Le 3 août dernier, le Conseil national pour la sauvegarde de la patrie (CNSP) a dénoncé les accords de coopération dans le domaine de la sécurité et de la défense conclus avec la France. Mais ce combat pour la souveraineté du Niger ne doit pas s’arrêter-là. Il devrait concerner aussi la convention fiscale de non-double imposition entre les deux pays.
Le 1er juin 1965, le Niger et la France ont signé une convention fiscale par laquelle les deux pays évitent toute double imposition. Autrement dit, les contribuables français et nigériens, qu’ils soient des personnes physiques ou des personnes morales, exerçant dans l’un des deux pays payent les impôts visés par cette convention dans le pays où se trouve leur résidence fiscale. Un avenant à cette convention a été signé le 16 février 1973 et porte sur les dividendes mis en paiement à compter de cette date. Mais cette convention est-elle profitable au Niger ? Selon un fiscaliste, « une entreprise créée en France peut venir exécuter un marché au Niger, mais elle ne payera pas ses impôts au Niger.
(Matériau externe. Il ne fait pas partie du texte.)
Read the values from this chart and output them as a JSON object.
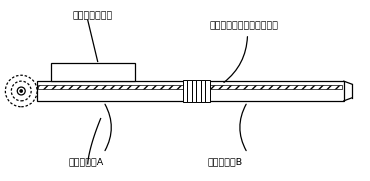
{
  "bg_color": "#ffffff",
  "line_color": "#000000",
  "label_circuit": "電子回路用筐体",
  "label_display": "フレキシブルディスプレイ",
  "label_bodyA": "略平板筐体A",
  "label_bodyB": "略平板筐体B",
  "fig_width": 3.7,
  "fig_height": 1.81,
  "dpi": 100
}
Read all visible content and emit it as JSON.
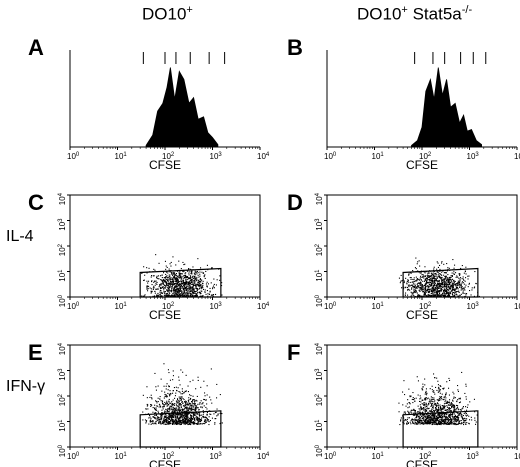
{
  "columns": [
    {
      "base": "DO10",
      "sup": "+",
      "suffix": "",
      "suffix_sup": ""
    },
    {
      "base": "DO10",
      "sup": "+",
      "suffix": " Stat5a",
      "suffix_sup": "-/-"
    }
  ],
  "row_labels": [
    "IL-4",
    "IFN-γ"
  ],
  "axis": {
    "xlabel": "CFSE",
    "decades": [
      "0",
      "1",
      "2",
      "3",
      "4"
    ]
  },
  "chart_data": [
    {
      "panel": "A",
      "type": "area",
      "genotype": "DO10+",
      "xlabel": "CFSE",
      "xscale": "log",
      "xlim": [
        1,
        10000
      ],
      "x": [
        40,
        55,
        70,
        90,
        110,
        130,
        160,
        200,
        250,
        320,
        400,
        500,
        650,
        800,
        1000,
        1300
      ],
      "y": [
        0.02,
        0.15,
        0.45,
        0.55,
        0.75,
        1.0,
        0.6,
        0.95,
        0.85,
        0.55,
        0.62,
        0.35,
        0.38,
        0.18,
        0.12,
        0.03
      ],
      "division_markers": [
        35,
        100,
        170,
        340,
        850,
        1800
      ]
    },
    {
      "panel": "B",
      "type": "area",
      "genotype": "DO10+ Stat5a-/-",
      "xlabel": "CFSE",
      "xscale": "log",
      "xlim": [
        1,
        10000
      ],
      "x": [
        60,
        80,
        100,
        120,
        150,
        180,
        220,
        270,
        330,
        400,
        500,
        620,
        750,
        900,
        1100,
        1400,
        1800
      ],
      "y": [
        0.02,
        0.08,
        0.25,
        0.7,
        0.85,
        0.6,
        1.0,
        0.65,
        0.85,
        0.5,
        0.55,
        0.3,
        0.4,
        0.2,
        0.22,
        0.08,
        0.03
      ],
      "division_markers": [
        70,
        170,
        300,
        650,
        1200,
        2200
      ]
    },
    {
      "panel": "C",
      "type": "scatter",
      "genotype": "DO10+",
      "xlabel": "CFSE",
      "ylabel": "IL-4",
      "xscale": "log",
      "yscale": "log",
      "xlim": [
        1,
        10000
      ],
      "ylim": [
        1,
        10000
      ],
      "gate": {
        "x": [
          30,
          1500
        ],
        "y": [
          1,
          10
        ]
      }
    },
    {
      "panel": "D",
      "type": "scatter",
      "genotype": "DO10+ Stat5a-/-",
      "xlabel": "CFSE",
      "ylabel": "IL-4",
      "xscale": "log",
      "yscale": "log",
      "xlim": [
        1,
        10000
      ],
      "ylim": [
        1,
        10000
      ],
      "gate": {
        "x": [
          40,
          1500
        ],
        "y": [
          1,
          10
        ]
      }
    },
    {
      "panel": "E",
      "type": "scatter",
      "genotype": "DO10+",
      "xlabel": "CFSE",
      "ylabel": "IFN-γ",
      "xscale": "log",
      "yscale": "log",
      "xlim": [
        1,
        10000
      ],
      "ylim": [
        1,
        10000
      ],
      "gate": {
        "x": [
          30,
          1500
        ],
        "y": [
          1,
          20
        ]
      }
    },
    {
      "panel": "F",
      "type": "scatter",
      "genotype": "DO10+ Stat5a-/-",
      "xlabel": "CFSE",
      "ylabel": "IFN-γ",
      "xscale": "log",
      "yscale": "log",
      "xlim": [
        1,
        10000
      ],
      "ylim": [
        1,
        10000
      ],
      "gate": {
        "x": [
          40,
          1500
        ],
        "y": [
          1,
          20
        ]
      }
    }
  ]
}
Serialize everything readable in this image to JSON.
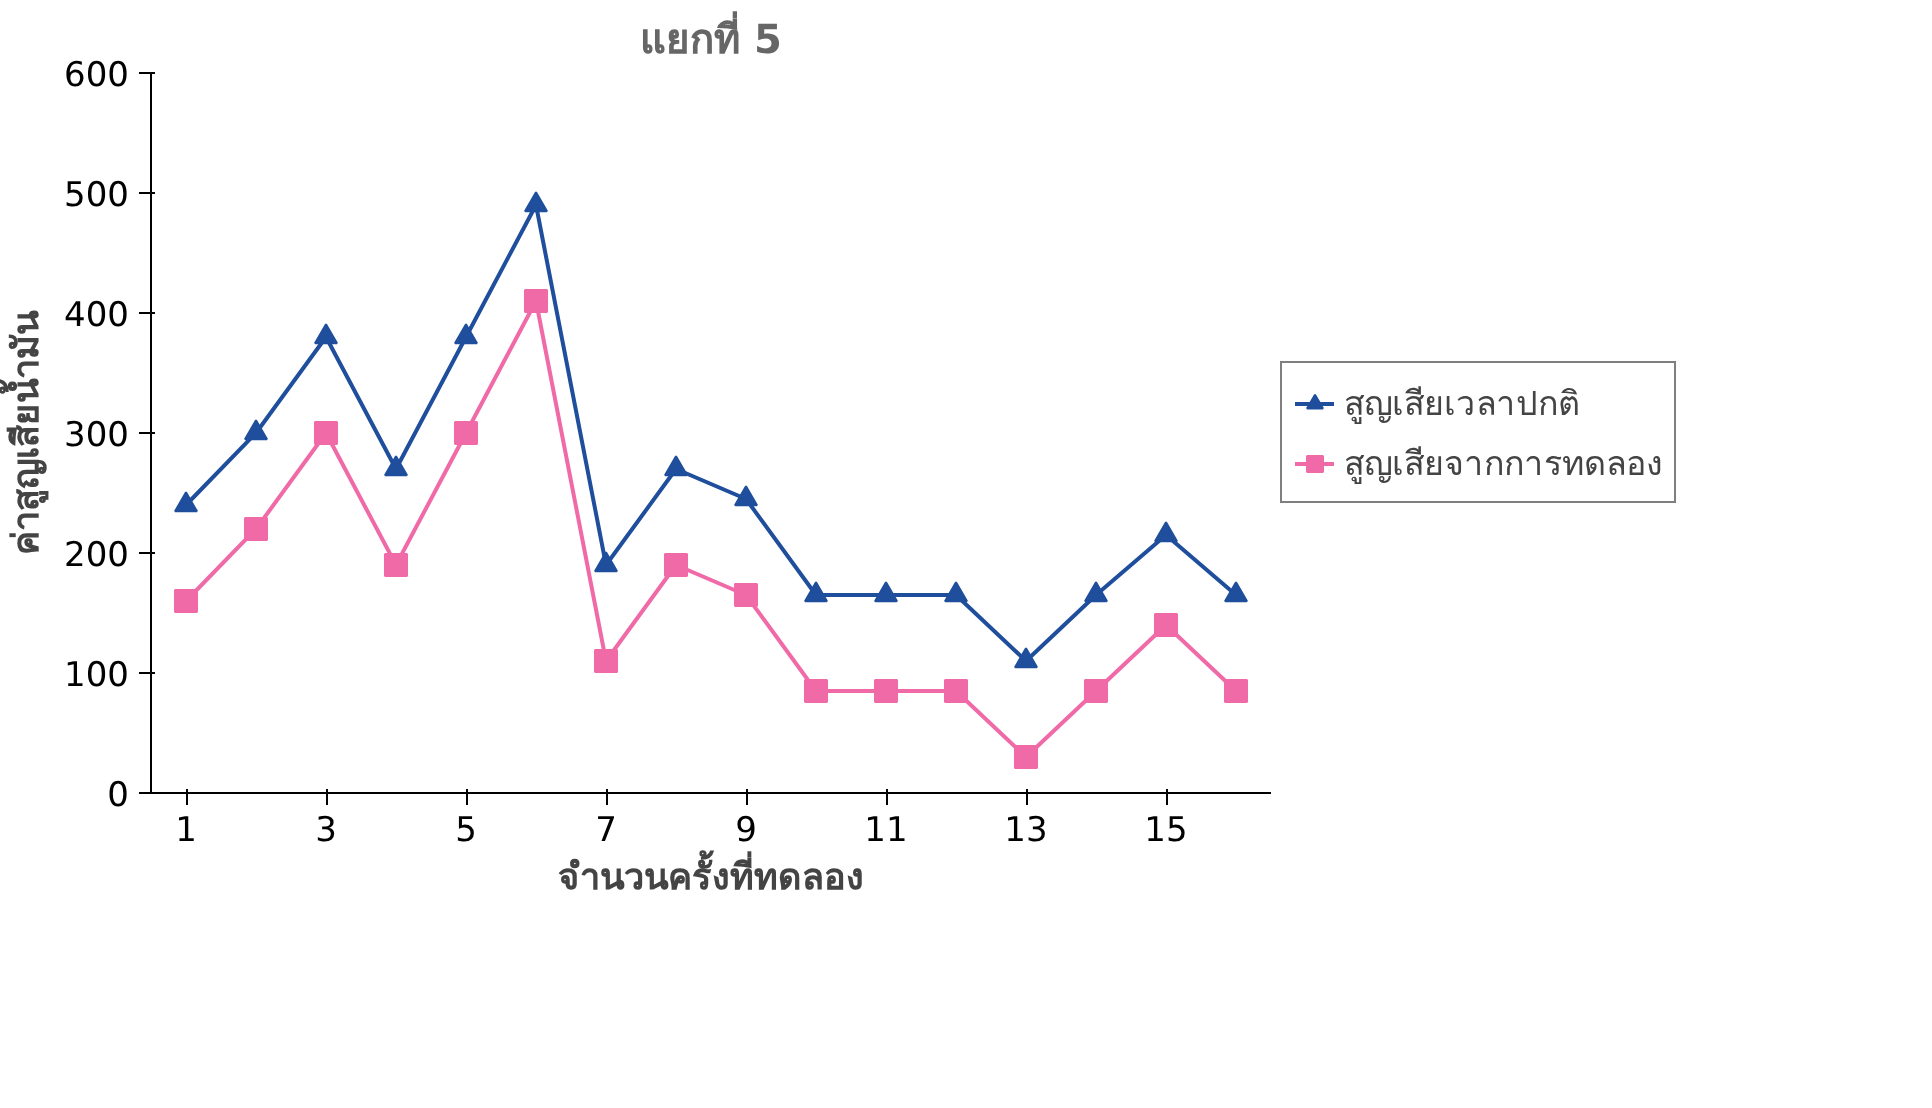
{
  "chart_data": {
    "type": "line",
    "title": "แยกที่ 5",
    "xlabel": "จำนวนครั้งที่ทดลอง",
    "ylabel": "ค่าสูญเสียน้ำมัน",
    "x": [
      1,
      2,
      3,
      4,
      5,
      6,
      7,
      8,
      9,
      10,
      11,
      12,
      13,
      14,
      15,
      16
    ],
    "xlim": [
      0.5,
      16.5
    ],
    "xticks": [
      1,
      3,
      5,
      7,
      9,
      11,
      13,
      15
    ],
    "series": [
      {
        "name": "สูญเสียเวลาปกติ",
        "color": "#1f4e9c",
        "marker": "triangle",
        "values": [
          240,
          300,
          380,
          270,
          380,
          490,
          190,
          270,
          245,
          165,
          165,
          165,
          110,
          165,
          215,
          165
        ]
      },
      {
        "name": "สูญเสียจากการทดลอง",
        "color": "#f06aa8",
        "marker": "square",
        "values": [
          160,
          220,
          300,
          190,
          300,
          410,
          110,
          190,
          165,
          85,
          85,
          85,
          30,
          85,
          140,
          85
        ]
      }
    ],
    "ylim": [
      0,
      600
    ],
    "yticks": [
      0,
      100,
      200,
      300,
      400,
      500,
      600
    ],
    "grid": false,
    "legend": "right",
    "line_style": "solid"
  }
}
Elle les paiera en France et vice-versa. Si un Français ou une entreprise française non domiciliée au Niger exécute un contrat de prestation de service au Niger, la retenue à la source applicable à la somme versée en rémunération de cette prestation n’est pas due au Niger. » Et notre fiscaliste d’ajouter : « Il n’y a pas d’entreprise nigérienne qui opère en France. Par contre, si vous consultez les marchés publics, vous pouvez facilement voir le nombre de sociétés françaises qui exécutent des marchés au Niger. Cette convention est beaucoup plus profitable à la partie française par le fait qu’il est rare que des entreprises nigériennes exécutent des contrats en France. Sans disposer de statistiques, je pense, à la lecture de la convention, que le Niger gagnerait énormément en dénonçant cette convention. »
Cette convention étant totalement déséquilibrée au détriment du Niger, le CNSP et le Gouvernement devraient demander une relecture de ses clauses ou sa dénonciation pure et simple. Les entreprises qui ont pour résidence fiscale la France ne paient pas à Niamey, par exemple, le précompte ISB dont le montant s’élève à 16% des montants des transactions effectuées au Niger. Les prestataires des filiales des groupes français ayant leur résidence fiscale dans l’Hexagone (Somaïr et Cominak pour Orano) payent, en fin d’année, l’impôt sur les sociétés en France. L’impôt que ces prestataires devaient payer au Niger est rétrocédé à la France. La représentation d’Air France qui faisait un chiffre d’affaires en termes de plusieurs centaines de millions de francs CFA ne paie pas d’impôt sur le bénéfice au Niger mais en France où elle a sa résidence fiscale. A la Direction Générale des Impôts (DGI), on estime que le manque à gagner pour le Niger dépasserait largement l’aide budgétaire accordée par la France.
Au Burkina Faso, le gouvernement a résilié, le 7 août 2023, la Convention fiscale de non- double imposition qui le liait à la France du fait des pertes fiscales pour le fisc burkinabè, estimées entre 40 et 50 milliards de francs CFA. Depuis ce 6 novembre, les entreprises françaises opérant sur le sol burkinabè devront obligatoirement payer leurs impôts à l’Etat du Burkina. Au Nigeria, le fisc réclame à Air France, 1,6 million de dollars au titre de l’impôt sur les sociétés. Mais la compagnie française se défend en invoquant une convention franco-nigériane signée il y a 30 ans et qui autorisait Air France à payer ses impôts uniquement en France.